Monday, February 1, 2010

But What Did It Mean?

My husband and I were traveling on I-64 today, entering Louisville, KY from the west.  We drove under a pedestrian walkway and I noticed a handmade sign draped on the outside of the protective fencing.   The following words were printed on the sign: GRAYHAWK CORP SHAME ON YOU.  I was processing that information when I noticed a man standing behind the sign with one hand clenching the chain link fencing.  He was leaning forward, staring down at the streaming cars in a determined, desperate and slightly sad posture.  I know you are thinking I surmised a lot about this man in the few seconds it took us to pass under the walkway, but I know what I saw.  Several things passed through my mind as I tried to figure out the story behind the man and the sign.

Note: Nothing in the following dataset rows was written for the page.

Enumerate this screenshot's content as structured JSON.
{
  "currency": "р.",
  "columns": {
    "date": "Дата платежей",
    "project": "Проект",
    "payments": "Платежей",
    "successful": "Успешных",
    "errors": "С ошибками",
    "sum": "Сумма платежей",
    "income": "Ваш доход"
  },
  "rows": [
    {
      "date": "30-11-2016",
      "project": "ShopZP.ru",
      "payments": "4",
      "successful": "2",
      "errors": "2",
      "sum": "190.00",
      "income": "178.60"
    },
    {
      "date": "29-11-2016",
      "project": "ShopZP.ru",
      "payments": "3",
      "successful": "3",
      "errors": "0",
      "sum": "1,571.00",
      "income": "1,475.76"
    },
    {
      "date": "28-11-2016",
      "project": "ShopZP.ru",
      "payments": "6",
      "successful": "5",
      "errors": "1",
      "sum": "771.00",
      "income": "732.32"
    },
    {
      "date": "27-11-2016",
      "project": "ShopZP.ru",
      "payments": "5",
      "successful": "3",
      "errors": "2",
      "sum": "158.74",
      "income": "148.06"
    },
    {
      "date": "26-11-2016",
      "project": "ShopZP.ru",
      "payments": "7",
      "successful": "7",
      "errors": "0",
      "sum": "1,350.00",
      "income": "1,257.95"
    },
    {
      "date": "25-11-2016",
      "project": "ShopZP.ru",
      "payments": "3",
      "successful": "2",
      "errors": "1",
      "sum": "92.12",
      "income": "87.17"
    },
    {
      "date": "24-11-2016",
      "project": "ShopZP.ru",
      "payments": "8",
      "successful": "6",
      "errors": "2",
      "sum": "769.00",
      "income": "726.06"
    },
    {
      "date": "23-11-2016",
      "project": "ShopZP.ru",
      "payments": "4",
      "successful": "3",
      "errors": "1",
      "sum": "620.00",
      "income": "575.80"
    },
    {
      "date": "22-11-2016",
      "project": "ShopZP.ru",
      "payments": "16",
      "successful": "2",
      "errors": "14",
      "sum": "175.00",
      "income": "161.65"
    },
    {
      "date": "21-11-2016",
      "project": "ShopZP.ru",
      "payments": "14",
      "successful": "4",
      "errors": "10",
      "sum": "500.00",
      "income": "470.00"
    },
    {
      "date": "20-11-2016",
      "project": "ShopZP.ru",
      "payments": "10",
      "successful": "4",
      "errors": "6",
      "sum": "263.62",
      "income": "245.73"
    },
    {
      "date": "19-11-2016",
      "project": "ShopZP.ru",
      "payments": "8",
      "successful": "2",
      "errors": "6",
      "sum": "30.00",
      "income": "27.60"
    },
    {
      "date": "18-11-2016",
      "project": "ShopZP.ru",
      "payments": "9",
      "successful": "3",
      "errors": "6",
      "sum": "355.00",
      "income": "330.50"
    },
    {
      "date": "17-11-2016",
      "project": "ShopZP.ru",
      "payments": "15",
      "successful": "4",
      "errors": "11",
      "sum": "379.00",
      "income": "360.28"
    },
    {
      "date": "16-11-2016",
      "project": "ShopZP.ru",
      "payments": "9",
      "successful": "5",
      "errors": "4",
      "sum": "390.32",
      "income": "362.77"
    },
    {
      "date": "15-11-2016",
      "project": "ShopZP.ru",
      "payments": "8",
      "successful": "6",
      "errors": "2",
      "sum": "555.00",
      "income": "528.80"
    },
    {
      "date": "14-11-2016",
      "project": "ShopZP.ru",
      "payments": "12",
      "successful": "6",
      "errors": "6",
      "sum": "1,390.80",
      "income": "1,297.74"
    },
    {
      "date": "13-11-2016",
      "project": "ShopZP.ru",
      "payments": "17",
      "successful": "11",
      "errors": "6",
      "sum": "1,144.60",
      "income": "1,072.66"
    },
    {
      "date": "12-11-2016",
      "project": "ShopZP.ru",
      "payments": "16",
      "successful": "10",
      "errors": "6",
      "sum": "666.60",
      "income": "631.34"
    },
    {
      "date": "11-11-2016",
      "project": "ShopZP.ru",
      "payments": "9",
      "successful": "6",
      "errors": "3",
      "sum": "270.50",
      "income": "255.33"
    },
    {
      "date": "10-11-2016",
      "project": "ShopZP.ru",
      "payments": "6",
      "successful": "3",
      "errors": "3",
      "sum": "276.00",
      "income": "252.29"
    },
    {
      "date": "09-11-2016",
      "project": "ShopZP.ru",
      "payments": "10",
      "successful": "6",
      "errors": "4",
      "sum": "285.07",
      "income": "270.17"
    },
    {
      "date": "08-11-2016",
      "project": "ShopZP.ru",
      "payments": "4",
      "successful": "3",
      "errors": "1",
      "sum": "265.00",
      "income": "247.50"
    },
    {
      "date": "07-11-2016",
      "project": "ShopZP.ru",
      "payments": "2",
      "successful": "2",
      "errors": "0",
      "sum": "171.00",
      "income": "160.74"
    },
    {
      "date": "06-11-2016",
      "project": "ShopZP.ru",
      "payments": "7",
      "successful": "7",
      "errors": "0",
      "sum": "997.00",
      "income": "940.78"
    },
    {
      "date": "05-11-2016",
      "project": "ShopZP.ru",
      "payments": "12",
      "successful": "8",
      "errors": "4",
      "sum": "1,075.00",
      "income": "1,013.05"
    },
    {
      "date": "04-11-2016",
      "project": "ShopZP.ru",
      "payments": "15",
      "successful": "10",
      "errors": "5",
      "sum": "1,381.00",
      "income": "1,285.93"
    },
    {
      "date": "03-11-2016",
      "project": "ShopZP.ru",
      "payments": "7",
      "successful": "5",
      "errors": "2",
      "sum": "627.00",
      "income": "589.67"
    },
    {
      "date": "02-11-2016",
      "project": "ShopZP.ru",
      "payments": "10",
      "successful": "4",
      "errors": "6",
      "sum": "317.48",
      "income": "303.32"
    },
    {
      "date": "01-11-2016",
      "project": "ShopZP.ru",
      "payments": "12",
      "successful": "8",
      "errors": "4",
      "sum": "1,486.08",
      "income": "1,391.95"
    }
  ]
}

Did another company go out of business, was Grayhawk in someway involved with the wars we are fighting, did Grayhawk move their corporation to China or India, or did they perhaps treat their employees unfairly?

I figured I would get home and check out the story with the help of the internet, but sadly I was let down.  I found a couple of old references to possible low salary, low benefit issues but they were from three years ago and I wasn't sure it was the same corporation.

So, I may never find out why a lone individual was spending a Monday afternoon staring down at the interstate traffic behind a sign with a very accusatory message: GRAYHAWK CORP SHAME ON YOU.  But I've given it some thought and I've decided it's not a bad message for a whole host of corporations, banks, politicians and citizens of our country.  The sign might have worked better if it simply said: SHAME ON YOU, leaving every viewer with that simple unsettling thought to ponder. 

1 comment:

  1. Shame has become almost old fashioned, but it is a very important emotion. At one time corporate leaders could feel shame and there was some sense of integrity in business. Now it seems there is no integrity and no shame on Wall Street and perhaps not on much of Main Street either. A lack of shame is not what we think of as poverty, but it is a poverty. And it diminishes us all.